Once you’ve got those numbers, see if you can calculate an appropriate increase in pay scale in relation to seniority that takes into account the amount of money you get back via turnover (ie if 40% of your instructors leave within 5 years, you’re saving money overall since you’re regularly losing higher-paying employees and replacing them with cheaper instructors at entry level). By the way, it might be useful to have someone experienced in spreadsheet design to put this together, since there are a lot of variables and calculations that you want to make. See if you can redistribute the “churn savings” across the board, from newest to most experienced hires, thereby raising the initial rate of pay and giving a small bump to the folks on the other end of the spectrum.
Take all this data to your dean. Show him or her your various calculations and explain why and how you can integrate some kind of salary increase across the board for your instructors. You might sweeten the pot by offering to increase the enrollment cap on these classes by a very little (say, one student per section) to make this more cost-effective and add some more cash to your discretionary funds. You could also talk about cost of living increases, since over time even your best-paid instructors will be losing money if their salaries stay the same as their fixed costs rise.
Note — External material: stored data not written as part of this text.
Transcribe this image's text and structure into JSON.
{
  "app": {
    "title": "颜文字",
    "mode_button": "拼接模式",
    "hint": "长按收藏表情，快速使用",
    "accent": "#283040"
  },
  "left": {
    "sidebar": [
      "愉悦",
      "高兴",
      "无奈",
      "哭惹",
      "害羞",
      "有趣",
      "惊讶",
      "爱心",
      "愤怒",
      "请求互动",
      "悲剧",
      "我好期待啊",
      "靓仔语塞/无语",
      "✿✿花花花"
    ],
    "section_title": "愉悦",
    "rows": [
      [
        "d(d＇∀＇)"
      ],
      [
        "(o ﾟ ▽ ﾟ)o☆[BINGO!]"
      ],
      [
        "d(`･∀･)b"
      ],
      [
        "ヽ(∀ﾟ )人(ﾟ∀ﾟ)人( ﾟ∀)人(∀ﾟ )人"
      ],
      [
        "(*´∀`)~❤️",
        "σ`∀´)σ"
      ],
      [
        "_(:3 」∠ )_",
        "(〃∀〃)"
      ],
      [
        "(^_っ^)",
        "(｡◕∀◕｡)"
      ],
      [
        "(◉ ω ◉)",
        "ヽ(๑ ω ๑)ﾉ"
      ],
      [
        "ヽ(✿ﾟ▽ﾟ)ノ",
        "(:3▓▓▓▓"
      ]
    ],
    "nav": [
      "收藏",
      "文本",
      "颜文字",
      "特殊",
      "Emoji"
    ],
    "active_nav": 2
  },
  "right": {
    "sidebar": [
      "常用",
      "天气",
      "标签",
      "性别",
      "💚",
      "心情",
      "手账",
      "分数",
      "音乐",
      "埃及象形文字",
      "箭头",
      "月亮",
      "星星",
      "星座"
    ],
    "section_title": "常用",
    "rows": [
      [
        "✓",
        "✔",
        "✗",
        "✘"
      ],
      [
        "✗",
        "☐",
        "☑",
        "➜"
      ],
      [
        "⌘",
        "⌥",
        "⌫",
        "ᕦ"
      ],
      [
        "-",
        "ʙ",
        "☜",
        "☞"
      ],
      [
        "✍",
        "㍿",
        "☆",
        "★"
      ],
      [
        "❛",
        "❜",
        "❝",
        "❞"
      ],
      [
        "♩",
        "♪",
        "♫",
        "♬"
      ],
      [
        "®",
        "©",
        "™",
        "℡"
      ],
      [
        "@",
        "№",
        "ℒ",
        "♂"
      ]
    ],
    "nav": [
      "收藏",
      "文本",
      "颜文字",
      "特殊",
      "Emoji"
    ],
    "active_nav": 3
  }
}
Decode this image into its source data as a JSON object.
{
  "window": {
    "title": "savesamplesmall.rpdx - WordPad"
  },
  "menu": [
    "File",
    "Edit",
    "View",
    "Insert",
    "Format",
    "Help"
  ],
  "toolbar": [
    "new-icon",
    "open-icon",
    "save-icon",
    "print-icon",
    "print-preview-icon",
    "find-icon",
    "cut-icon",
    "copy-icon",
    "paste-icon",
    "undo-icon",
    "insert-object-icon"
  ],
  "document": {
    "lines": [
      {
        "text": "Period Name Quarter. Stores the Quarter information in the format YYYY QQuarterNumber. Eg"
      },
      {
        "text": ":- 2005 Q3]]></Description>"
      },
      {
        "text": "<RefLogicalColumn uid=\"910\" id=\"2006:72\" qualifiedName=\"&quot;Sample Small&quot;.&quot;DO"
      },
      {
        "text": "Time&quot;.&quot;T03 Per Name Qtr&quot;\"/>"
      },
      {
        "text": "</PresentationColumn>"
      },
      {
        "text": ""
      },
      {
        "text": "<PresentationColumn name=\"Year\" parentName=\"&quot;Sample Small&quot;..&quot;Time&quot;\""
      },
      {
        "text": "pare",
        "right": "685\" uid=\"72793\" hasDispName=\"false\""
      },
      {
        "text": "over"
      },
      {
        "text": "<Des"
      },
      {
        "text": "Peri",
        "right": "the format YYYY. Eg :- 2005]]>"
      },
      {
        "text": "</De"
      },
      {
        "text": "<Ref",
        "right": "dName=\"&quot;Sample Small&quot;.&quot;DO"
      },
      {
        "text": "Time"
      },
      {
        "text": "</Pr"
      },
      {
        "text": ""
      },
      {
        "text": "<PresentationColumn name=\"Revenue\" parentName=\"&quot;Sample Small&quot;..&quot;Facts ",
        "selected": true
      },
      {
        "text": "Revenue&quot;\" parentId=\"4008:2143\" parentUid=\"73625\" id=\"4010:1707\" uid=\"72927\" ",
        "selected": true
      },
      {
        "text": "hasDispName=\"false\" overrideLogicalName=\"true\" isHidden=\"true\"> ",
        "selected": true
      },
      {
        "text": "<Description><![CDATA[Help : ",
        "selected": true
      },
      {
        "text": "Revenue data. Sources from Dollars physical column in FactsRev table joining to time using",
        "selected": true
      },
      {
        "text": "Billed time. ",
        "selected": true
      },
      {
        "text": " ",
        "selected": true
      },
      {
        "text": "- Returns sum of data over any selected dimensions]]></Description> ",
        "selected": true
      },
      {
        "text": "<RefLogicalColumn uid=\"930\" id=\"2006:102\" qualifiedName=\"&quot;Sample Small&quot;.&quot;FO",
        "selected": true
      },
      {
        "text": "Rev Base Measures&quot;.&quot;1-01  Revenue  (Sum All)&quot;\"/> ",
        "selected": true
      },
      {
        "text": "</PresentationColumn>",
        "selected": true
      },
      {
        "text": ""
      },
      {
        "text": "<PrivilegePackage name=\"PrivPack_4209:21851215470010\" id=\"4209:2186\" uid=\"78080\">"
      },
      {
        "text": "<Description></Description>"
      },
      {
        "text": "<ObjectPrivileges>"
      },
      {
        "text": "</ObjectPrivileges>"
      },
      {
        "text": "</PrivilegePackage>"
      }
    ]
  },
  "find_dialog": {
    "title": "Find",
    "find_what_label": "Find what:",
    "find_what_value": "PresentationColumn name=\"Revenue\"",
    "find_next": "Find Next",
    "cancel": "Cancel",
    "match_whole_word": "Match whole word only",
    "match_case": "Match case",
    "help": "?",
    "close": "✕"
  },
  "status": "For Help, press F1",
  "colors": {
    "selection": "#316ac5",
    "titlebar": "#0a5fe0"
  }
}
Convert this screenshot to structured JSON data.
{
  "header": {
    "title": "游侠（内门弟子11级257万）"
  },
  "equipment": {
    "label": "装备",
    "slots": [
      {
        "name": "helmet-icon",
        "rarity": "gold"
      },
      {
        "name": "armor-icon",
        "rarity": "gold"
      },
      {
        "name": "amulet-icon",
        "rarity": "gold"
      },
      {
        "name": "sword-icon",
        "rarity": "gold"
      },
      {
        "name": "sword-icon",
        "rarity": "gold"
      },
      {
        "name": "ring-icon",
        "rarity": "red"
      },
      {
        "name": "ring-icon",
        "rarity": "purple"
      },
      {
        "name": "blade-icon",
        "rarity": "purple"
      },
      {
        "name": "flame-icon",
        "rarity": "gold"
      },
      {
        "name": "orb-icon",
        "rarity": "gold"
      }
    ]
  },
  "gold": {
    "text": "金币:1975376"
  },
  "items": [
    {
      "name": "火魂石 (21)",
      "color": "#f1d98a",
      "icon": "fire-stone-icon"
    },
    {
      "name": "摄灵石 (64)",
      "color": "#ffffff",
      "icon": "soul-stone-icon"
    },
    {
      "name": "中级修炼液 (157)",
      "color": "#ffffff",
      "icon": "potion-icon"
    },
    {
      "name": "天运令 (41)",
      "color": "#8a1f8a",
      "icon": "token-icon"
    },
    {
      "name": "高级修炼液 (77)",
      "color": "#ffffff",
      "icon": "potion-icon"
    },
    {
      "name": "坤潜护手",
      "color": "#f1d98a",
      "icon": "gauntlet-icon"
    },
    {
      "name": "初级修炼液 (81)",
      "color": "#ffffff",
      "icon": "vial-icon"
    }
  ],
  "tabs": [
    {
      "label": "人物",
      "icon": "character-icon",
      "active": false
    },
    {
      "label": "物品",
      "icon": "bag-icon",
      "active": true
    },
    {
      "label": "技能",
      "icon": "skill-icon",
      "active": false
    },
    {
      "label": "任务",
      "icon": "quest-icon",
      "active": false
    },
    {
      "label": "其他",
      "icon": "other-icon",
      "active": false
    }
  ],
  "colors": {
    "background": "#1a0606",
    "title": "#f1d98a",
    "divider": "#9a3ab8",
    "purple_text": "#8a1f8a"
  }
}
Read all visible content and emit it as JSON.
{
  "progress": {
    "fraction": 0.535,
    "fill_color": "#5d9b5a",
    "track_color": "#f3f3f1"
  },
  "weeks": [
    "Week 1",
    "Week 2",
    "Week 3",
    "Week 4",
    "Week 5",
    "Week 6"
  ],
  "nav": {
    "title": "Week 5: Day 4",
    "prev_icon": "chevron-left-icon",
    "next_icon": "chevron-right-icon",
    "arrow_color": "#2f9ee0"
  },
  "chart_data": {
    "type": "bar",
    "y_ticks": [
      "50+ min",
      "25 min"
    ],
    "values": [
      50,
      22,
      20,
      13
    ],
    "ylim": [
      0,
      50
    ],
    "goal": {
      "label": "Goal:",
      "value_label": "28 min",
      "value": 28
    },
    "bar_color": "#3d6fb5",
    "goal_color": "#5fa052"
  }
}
As with all significant changes, I’d recommend that you also strategize with chairs of other departments in a similar situation (for example, foreign languages). How do they deal with this problem? Could you combine forces with them and meet with your dean collectively? Often we see budget issues as a zero-sum game in which each department is competing with the other for scarce resources. However, I would hope that your fellow chairs are also concerned about compensation for NTT faculty, and would welcome some collaborative work on how to stay fiscally responsible while providing instructors with a living wage.